Substructure methods for impact systems: Comparison with free field measurements

• Published in: Soil dynamics and earthquake engineering (1984) Vol. 13; no. 2; pp. 139 - 145
• Main Authors: Neidhart, Th, Grabe, J., Huber, G.
• Format: Journal Article
• Language: English
• Published: Oxford Elsevier Ltd 1994; Elsevier Science
• Subjects: Earth sciences; Earth, ocean, space; Earthquakes, seismology; Engineering and environment geology. Geothermics; Engineering geology; Exact sciences and technology; Internal geophysics; concrete; boundary element analysis; foundations; soft clays; geophones; elastic waves; digital simulation; ground motion; clastic sediments; velocity; frequency; sedimentary rocks; acceleration; amplitude; Wave propagation; propagation; non linear models; Non linear effect; earthquake engineering
• ISSN: 0267-7261; 1879-341X
• DOI: 10.1016/0267-7261(94)90006-X

An excitation system, consisting of a concrete foundation and a vibrator, was placed on a gravelly top layer over a 40 m deep soft clay deposit.

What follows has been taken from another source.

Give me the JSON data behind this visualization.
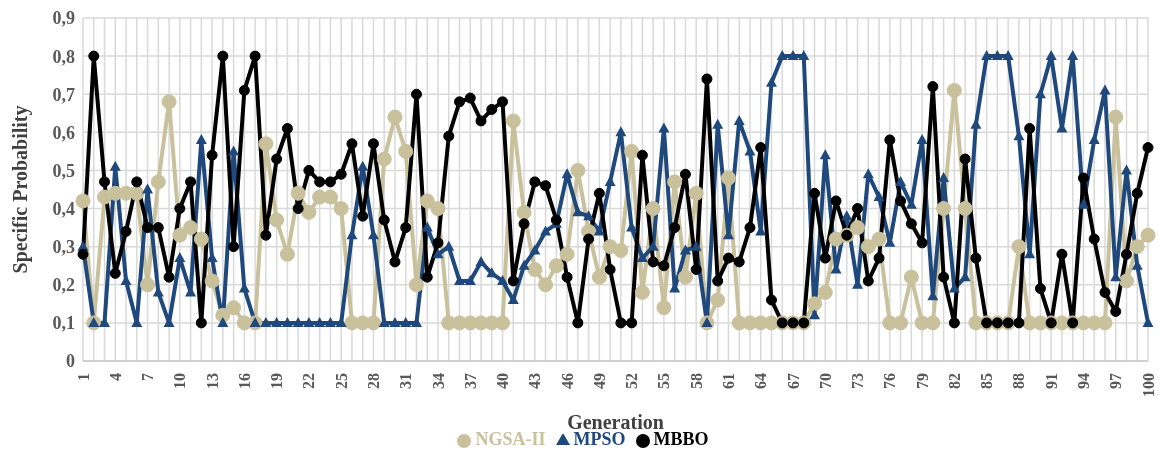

The excitation frequency was varied and the acceleration of the foundation was measured simultaneously. Geophones were installed to monitor the velocities inside and on the surface of the subsoil. It was observed that the soil behaved nonlinearly and that the foundation lost contact with the soil at some excitation frequencies. A one mass-spring-dashpot system with the ability to consider the temporary loss of contact is used to model the movement of the excitation system. Inside the subsoil, the wave propagation is modeled using boundary elements in the time domain. Displacements and velocities are calculated at various points with this numerical tool. The results are compared with the measurements.